We seem to be talking past each other since I'm purposefully trying to stick to a conceptual high-level design. Let me try to clarify:

At the moment the experience crates.io provides is that of a vertically integrated one global collection of crates. This collection serves two conceptual purposes or roles: a concrete searchable hosting provider for artefacts (the actual crates themselves) as well as an officially endorsed "universal search-engine" for crates. Again, please ignore the fact that the same index is used for both. I'm trying to get away from specific implementation details.

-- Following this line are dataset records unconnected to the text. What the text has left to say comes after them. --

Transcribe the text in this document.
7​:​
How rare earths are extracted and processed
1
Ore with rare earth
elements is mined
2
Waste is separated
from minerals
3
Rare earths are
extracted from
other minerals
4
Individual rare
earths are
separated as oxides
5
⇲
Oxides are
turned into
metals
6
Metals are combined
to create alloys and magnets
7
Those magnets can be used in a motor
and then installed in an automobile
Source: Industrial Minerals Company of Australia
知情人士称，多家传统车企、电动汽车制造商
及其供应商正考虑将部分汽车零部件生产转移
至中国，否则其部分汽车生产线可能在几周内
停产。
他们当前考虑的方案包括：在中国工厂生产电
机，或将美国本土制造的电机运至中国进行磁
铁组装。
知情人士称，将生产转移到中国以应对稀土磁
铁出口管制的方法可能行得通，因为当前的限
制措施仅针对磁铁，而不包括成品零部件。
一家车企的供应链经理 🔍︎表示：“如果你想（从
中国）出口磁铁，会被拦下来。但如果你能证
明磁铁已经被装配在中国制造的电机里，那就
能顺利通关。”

Given that the UX is geared towards a conceptual view of a single global collection, it makes sense that the two roles are combined into one. In contrast, the UX of apt is that of a multiple repos made available side-by-side. By default, a clean install of Debian has a set of repos.If you prefer a different analogy, then Git also provides a model and UX where multiple remotes can coexist side-by-side.

In both Git and apt, only the former role really exists - Let's concentrate on git if that makes a better analogy - there are multiple possible vendors, each has their own concrete collection of artefacts. (role 1 above). So I can see what git repositories are actually stored on github (and search them, etc) vs. gitlab vs. someone's self-hosted concrete collection of git repositories. Role 2 doesn't exist - there is no universal web-engine for git repositories. One needs to search online or check the major platforms or use the website of a project to discover what URL to clone. This is fair enough since multiple side-by-side scenarios are presented as first class citizens in the UX and the user is made aware that there are multiple possible sources for git repositories.

What I was trying to convey in my analogy is that we should make the above scenario a first class citizen in our ecosystem. The conceptual model would be there are one or more collections of crates that cargo can use to fetch dependencies. And then we need to:

  1. Either make it abundantly clear that creates.io is only the web-interface for one specific collection and other vendors exist on equal footing. (we just remove the notion of a single global collection)
  2. Or, we keep the very useful notion that crates.io is a universal search-engine for all crates (role 2 above). this would be my preferred option if possible. This requires us to divorce the search-engine aspect from a specific collection of crates. In this case, Each collection would host a specific collection of crates according to their own policies and T&Cs. But crucially our universal search engine would allow to find all crates from all vendors that chose to be listed on it. This is also a fair outcome since it allows all crates that wish to be listed publicly to be discoverable equally regardless of their specific hosting vendor.

I hope the above clarifies my design objectives.

Edit: (using Rust terminology) - I'm advocating to allow crates.io to display both owned crates as well as borrowed references to crates in its search results. In fact, it would be really cool and very obvious to Rust developers if we chose to use that exact terminology to explain the difference between crates hosted on crates.io vs ones provided by 3rd party repositories.